Half of all pupils sitting the reformed GCSEs achieved a grade 5 – a “strong pass” – or above, UK results show.

Meanwhile, 68 per cent of pupils passed at a grade 4 or above, a result that still counts as a “standard pass”

Nationally there is an 18.3 percentage point gap between the proportion of pupils who got a “strong pass” at grade 4 and those who got a “standard pass” at grade 5.

The pass rates at both grades will be separately reported in school performance tables, but the strong pass rate will be the new headline measure by which schools are judged.

Justine Greening introduced the distinction between strong and standard passes in March, the first year of the reforms, which amended the grading systems for the English language, literature and maths GCSEs to a numbered grading system (9-1) from the more familiar letters (A*-G). Other major subjects will follow next year.

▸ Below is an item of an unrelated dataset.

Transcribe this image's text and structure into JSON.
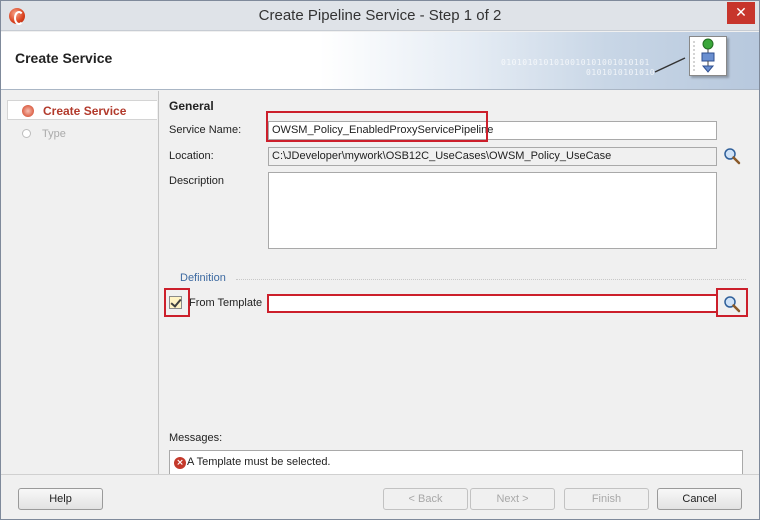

In English literature, 55 per cent of pupils received a grade 5 or above and 72 per cent got a grade 4 or above.

The grade 4 pass rate is slightly down on 2016 results, when 75 per cent of pupils passed at a grade C in England.

In maths, 48 per cent of pupils got a grade 5 or above; 69 per cent received a grade 4 or above, a difference of over 20 per cent.

Nevertheless, this represents a rise on last year, when 62 per cent of pupils received a grade C or above.

The strong pass figure was lowest in English language of the three subjects. Forty-eight per cent of pupils got a grade 5 or above, and 65 per cent got a grade 4 or above.

This grade 4 result still represents a rise on last year, when 60 per cent of pupils achieved a grade C or above.

Sharon Hague, the senior vice-president of exam board Pearson, pointed out that this year’s cohort had lower prior attainment, and claimed there was a “wider range of ability” than in 2016, either of which may have contributed to some of the grade dips.